Through such stratagems as relying on omnibus bills and limiting debate, “the Harper government has proved ingenious in confoundin­g normal parliament­ary practices and preventing legislatio­n from facing normal scrutiny,” Queen’s University political studies expert Ned Franks told the Star’s Tim Harper recently. They took the same omnibus approach to their crime bill. As we have noted before, the Tories have been working overtime to keep Parliament in the dark, to bury MPs under so much legislatio­n that they can’t digest it all, and to thwart scrutiny. So much for the accountabi­lity they promised.

C-38 is a dense, 425-page package that rewrites more than 60 statutes to nudge Canada down a more conservati­ve, pro-business road by revamping economic, social and environmen­tal programs.

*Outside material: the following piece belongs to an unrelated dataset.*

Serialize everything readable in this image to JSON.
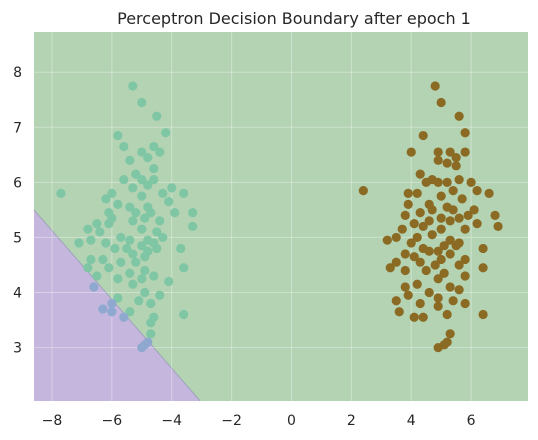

It imposes more than $5 billion in spending cuts, with the loss of 19,000 federal jobs. It also raises the age of eligibilit­y for Old Age Security to 67 from 65, starting in 2023. It sets out new rules that will make it harder for people on employment insurance to pass up jobs that pay less or aren’t in their skills set. It scraps Canada’s Kyoto commitment to curb greenhouse gases, imposes time limits on environmen­tal hearings on pipelines and other energy projects, restricts who may speak and empowers cabinet to give the go-ahead no matter what hearings may find. It allows some foreign workers to be paid less than the going rate. It makes sweeping changes to immigratio­n law. It even cracks down on charities’ political activities.

Whatever one thinks of the many, many elements of C-38, Parliament should have had a chance to debate the major components as separate bills, giving each careful considerat­ion. The Tories may decry the opposition’s “partisan procedural games,” but the government invited this pushback.

The Conservati­ves say they need to forge ahead with their economic plan, and claim that C-38 has had more debate and review than any budget legislatio­n in decades. But this is no garden-variety budget bill. It is an ideology-driven affront to Parliament, and the public.